Japan lodged an immediate protest against North Korea, saying the missile landed inside Japan's exclusive economic zone. If confirmed, it would be the first North Korean missile that has landed that close to Japan since November 2017.
US State Department spokeswoman Morgan Ortagus, traveling with Secretary of State Mike Pompeo in Rome, said the US calls on North Korea "to refrain from provocations, abide by their obligations under UN Security Council resolutions, and remain engaged in substantive and sustained negotiations to do their part to ensure peace and stability on the Korean Peninsula and achieve denuclearization."

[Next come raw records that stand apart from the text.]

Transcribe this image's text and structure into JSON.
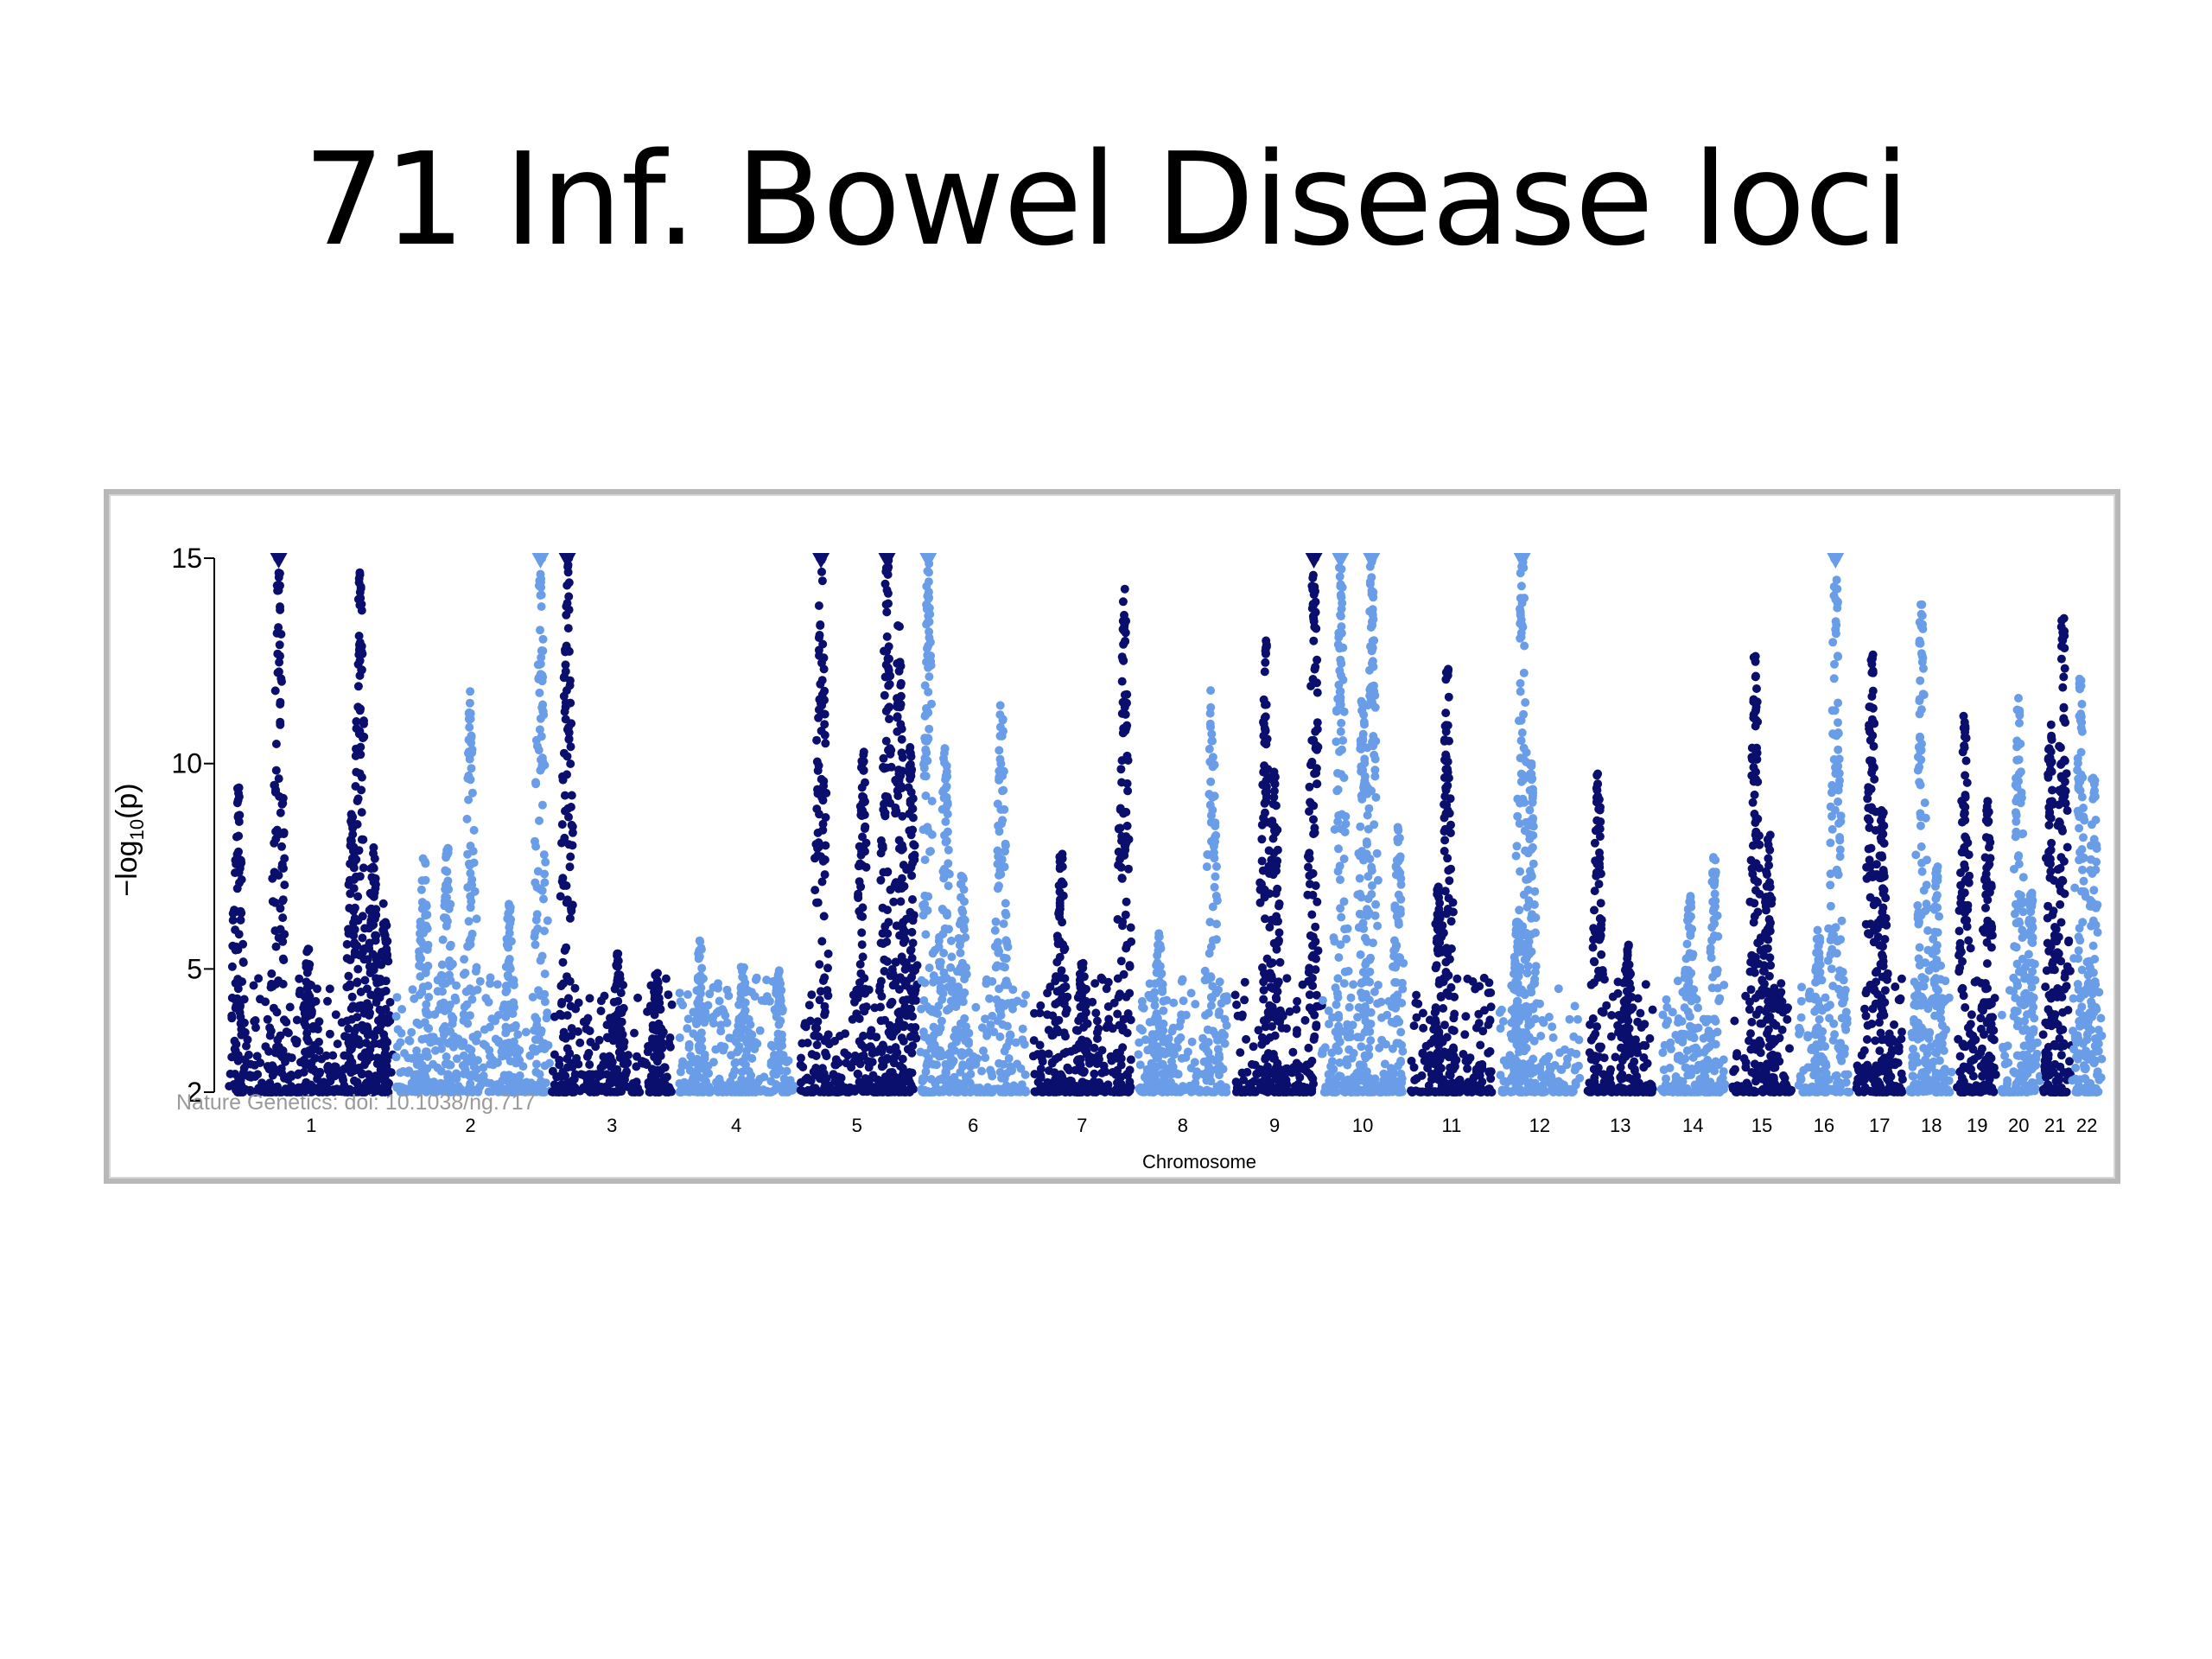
{
  "slide": {
    "title": "71 Inf. Bowel Disease loci"
  },
  "chart_data": {
    "type": "scatter",
    "title": "",
    "xlabel": "Chromosome",
    "ylabel_main": "−log",
    "ylabel_sub": "10",
    "ylabel_tail": "(p)",
    "ylim": [
      2,
      15
    ],
    "yticks": [
      2,
      5,
      10,
      15
    ],
    "source_note": "Nature Genetics: doi: 10.1038/ng.717",
    "colors": {
      "dark": "#0a0f6e",
      "light": "#6a9de8"
    },
    "chromosomes": [
      {
        "label": "1",
        "width": 11,
        "color": "dark",
        "peaks": [
          [
            0.05,
            9.6
          ],
          [
            0.3,
            15.3
          ],
          [
            0.48,
            5.5
          ],
          [
            0.75,
            8.8
          ],
          [
            0.8,
            14.8
          ],
          [
            0.88,
            8.3
          ],
          [
            0.95,
            6.6
          ]
        ]
      },
      {
        "label": "2",
        "width": 10.5,
        "color": "light",
        "peaks": [
          [
            0.2,
            7.8
          ],
          [
            0.35,
            8.1
          ],
          [
            0.5,
            11.8
          ],
          [
            0.75,
            6.6
          ],
          [
            0.95,
            15.0
          ]
        ]
      },
      {
        "label": "3",
        "width": 8.6,
        "color": "dark",
        "peaks": [
          [
            0.15,
            15.5
          ],
          [
            0.55,
            5.4
          ],
          [
            0.85,
            5.0
          ]
        ]
      },
      {
        "label": "4",
        "width": 8.2,
        "color": "light",
        "peaks": [
          [
            0.2,
            5.7
          ],
          [
            0.55,
            5.2
          ],
          [
            0.85,
            5.0
          ]
        ]
      },
      {
        "label": "5",
        "width": 8.1,
        "color": "dark",
        "peaks": [
          [
            0.2,
            15.5
          ],
          [
            0.55,
            10.3
          ],
          [
            0.75,
            15.5
          ],
          [
            0.85,
            13.5
          ],
          [
            0.95,
            10.5
          ]
        ]
      },
      {
        "label": "6",
        "width": 7.6,
        "color": "light",
        "peaks": [
          [
            0.1,
            15.0
          ],
          [
            0.25,
            10.4
          ],
          [
            0.4,
            7.3
          ],
          [
            0.75,
            11.5
          ]
        ]
      },
      {
        "label": "7",
        "width": 7.1,
        "color": "dark",
        "peaks": [
          [
            0.3,
            7.8
          ],
          [
            0.5,
            5.3
          ],
          [
            0.9,
            14.4
          ]
        ]
      },
      {
        "label": "8",
        "width": 6.5,
        "color": "light",
        "peaks": [
          [
            0.25,
            5.9
          ],
          [
            0.8,
            11.8
          ]
        ]
      },
      {
        "label": "9",
        "width": 5.9,
        "color": "dark",
        "peaks": [
          [
            0.4,
            13.0
          ],
          [
            0.5,
            9.8
          ],
          [
            0.95,
            15.5
          ]
        ]
      },
      {
        "label": "10",
        "width": 6.0,
        "color": "light",
        "peaks": [
          [
            0.25,
            15.3
          ],
          [
            0.5,
            11.8
          ],
          [
            0.6,
            15.2
          ],
          [
            0.9,
            8.5
          ]
        ]
      },
      {
        "label": "11",
        "width": 6.0,
        "color": "dark",
        "peaks": [
          [
            0.45,
            12.3
          ],
          [
            0.35,
            7.0
          ]
        ]
      },
      {
        "label": "12",
        "width": 5.9,
        "color": "light",
        "peaks": [
          [
            0.25,
            6.5
          ],
          [
            0.3,
            15.3
          ],
          [
            0.4,
            10.0
          ]
        ]
      },
      {
        "label": "13",
        "width": 5.0,
        "color": "dark",
        "peaks": [
          [
            0.2,
            9.8
          ],
          [
            0.6,
            5.6
          ]
        ]
      },
      {
        "label": "14",
        "width": 4.8,
        "color": "light",
        "peaks": [
          [
            0.45,
            6.8
          ],
          [
            0.8,
            7.8
          ]
        ]
      },
      {
        "label": "15",
        "width": 4.5,
        "color": "dark",
        "peaks": [
          [
            0.4,
            12.8
          ],
          [
            0.6,
            8.7
          ]
        ]
      },
      {
        "label": "16",
        "width": 3.9,
        "color": "light",
        "peaks": [
          [
            0.7,
            15.4
          ],
          [
            0.4,
            6.0
          ]
        ]
      },
      {
        "label": "17",
        "width": 3.6,
        "color": "dark",
        "peaks": [
          [
            0.35,
            12.8
          ],
          [
            0.55,
            8.9
          ]
        ]
      },
      {
        "label": "18",
        "width": 3.4,
        "color": "light",
        "peaks": [
          [
            0.3,
            13.9
          ],
          [
            0.6,
            7.5
          ]
        ]
      },
      {
        "label": "19",
        "width": 2.8,
        "color": "dark",
        "peaks": [
          [
            0.2,
            11.2
          ],
          [
            0.75,
            9.2
          ]
        ]
      },
      {
        "label": "20",
        "width": 2.8,
        "color": "light",
        "peaks": [
          [
            0.5,
            11.6
          ],
          [
            0.8,
            6.9
          ]
        ]
      },
      {
        "label": "21",
        "width": 2.1,
        "color": "dark",
        "peaks": [
          [
            0.35,
            11.0
          ],
          [
            0.75,
            13.7
          ]
        ]
      },
      {
        "label": "22",
        "width": 2.2,
        "color": "light",
        "peaks": [
          [
            0.3,
            12.2
          ],
          [
            0.7,
            9.8
          ]
        ]
      }
    ]
  }
}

South Korean military officials wouldn't officially disclose whether the missile was fired from a submarine, a barge or another possible platform. But during an emergency National Security Council meeting, council members placed weight on the possibility that North Korea performed a submarine-launched missile test and expressed "strong concerns" over the North Korean move, according to South Korea's presidential office.
Missiles launched from submarines are harder to detect in advance. Some experts say North Korea is attempting to raise the stakes and ramp up pressure on the United States before their nuclear negotiators meet on Saturday.
"The North is trying to convey a message that time is not on the side of the United States and that it could take a different path if the working-level talks don't go the way it wanted," said Du Hyeogn Cha, a visiting scholar at Seoul's Asan Institute for Policy Studies.
The Joint Chiefs of Staff statement said the weapon fired Tuesday is believed to be a "Pukguksong-class" missile. It refers to a solid-fuel missile that North Korea tested-launched from an underwater platform in 2016 with the hope that it could eventually be a part of its submarine weaponry. That missile flew 500 kilometers (310 miles), and North Korean leader Kim Jong Un said at the time that his country had gained "perfect nuclear-attack capability."